Tuesday, January 29, 2008

MILA 18: Historical Fiction

Title: Mila 18
Author: Leon Uris
Genre: Historical Fiction

Mila 18 is one of Leon Uris’s lesser-known novels, albeit largely because Paul Newman did not star in its movie adaptation, as he did Uris’s Exodus. In either case, Mila 18 may be classified as a work from the genre of historical fiction; that is, fictional characters are placed amid historically accurate settings. Mila 18 is the story of the 1943 Warsaw Ghetto uprising, the revolt of the ghetto inhabitants against the brutal Nazi regime, in a failed effort to evade deportation to the death camps. As Uris establishes in the novel’s forward, “the places and events described actually happened. The characters are fictitious”- hence my assessment of this book as historical fiction. The tale is fraught with drama, romance, action and overwhelming tragedy, which is altogether intensified by the understanding that the circumstances are true.

Interestingly, Leon Uris’s chosen historical setting is not merely a backdrop for the narrative of the characters. Rather, the characters drive and determine the action, playing a role in the historical outcome. To site one example, Andrei Androski is a Jewish Polish army officer central to the narrative, in fact leading the uprising in the ghetto. Mila 18’s characters create the historical situation for the reader.
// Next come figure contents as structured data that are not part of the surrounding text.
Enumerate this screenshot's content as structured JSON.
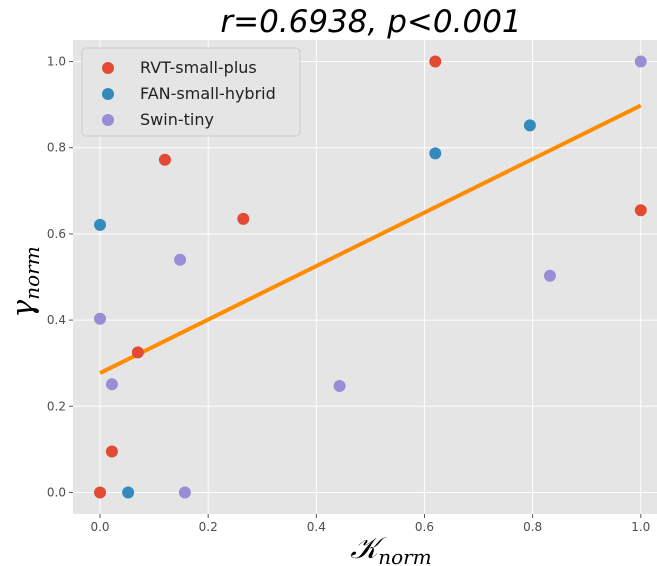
{
  "chart_data": {
    "type": "scatter",
    "title": "r=0.6938, p<0.001",
    "xlabel": "𝒦",
    "xlabel_sub": "norm",
    "ylabel": "γ",
    "ylabel_sub": "norm",
    "xlim": [
      -0.05,
      1.03
    ],
    "ylim": [
      -0.05,
      1.05
    ],
    "x_ticks": [
      0.0,
      0.2,
      0.4,
      0.6,
      0.8,
      1.0
    ],
    "x_tick_labels": [
      "0.0",
      "0.2",
      "0.4",
      "0.6",
      "0.8",
      "1.0"
    ],
    "y_ticks": [
      0.0,
      0.2,
      0.4,
      0.6,
      0.8,
      1.0
    ],
    "y_tick_labels": [
      "0.0",
      "0.2",
      "0.4",
      "0.6",
      "0.8",
      "1.0"
    ],
    "grid": true,
    "legend_position": "top-left",
    "background": "#e5e5e5",
    "series": [
      {
        "name": "RVT-small-plus",
        "color": "#e24a33",
        "points": [
          {
            "x": 0.0,
            "y": 0.0
          },
          {
            "x": 0.022,
            "y": 0.095
          },
          {
            "x": 0.07,
            "y": 0.325
          },
          {
            "x": 0.12,
            "y": 0.772
          },
          {
            "x": 0.265,
            "y": 0.635
          },
          {
            "x": 0.62,
            "y": 1.0
          },
          {
            "x": 1.0,
            "y": 0.655
          }
        ]
      },
      {
        "name": "FAN-small-hybrid",
        "color": "#348abd",
        "points": [
          {
            "x": 0.0,
            "y": 0.621
          },
          {
            "x": 0.052,
            "y": 0.0
          },
          {
            "x": 0.62,
            "y": 0.787
          },
          {
            "x": 0.795,
            "y": 0.852
          }
        ]
      },
      {
        "name": "Swin-tiny",
        "color": "#988ed5",
        "points": [
          {
            "x": 0.0,
            "y": 0.403
          },
          {
            "x": 0.022,
            "y": 0.251
          },
          {
            "x": 0.148,
            "y": 0.54
          },
          {
            "x": 0.157,
            "y": 0.0
          },
          {
            "x": 0.443,
            "y": 0.247
          },
          {
            "x": 0.832,
            "y": 0.503
          },
          {
            "x": 1.0,
            "y": 1.0
          }
        ]
      }
    ],
    "regression_line": {
      "color": "#ff8c00",
      "x": [
        0.0,
        1.0
      ],
      "y": [
        0.277,
        0.898
      ]
    }
  }
}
The readers follows ordinary characters and through them experiences peaceful Poland invaded by the Nazis, brutality, isolation into the ghetto, starvation and desperation that goads them to revolt.

The Warsaw ghetto forty-day uprising against the Nazis, persistent against all odds, is the narrative’s climax. Failure was fated. But, in one last fictitious maneuver, (pitying either his readers or characters) Uris delivers more survivors from the ghetto in his narrative, than actually, historically, escaped the Warsaw ghetto.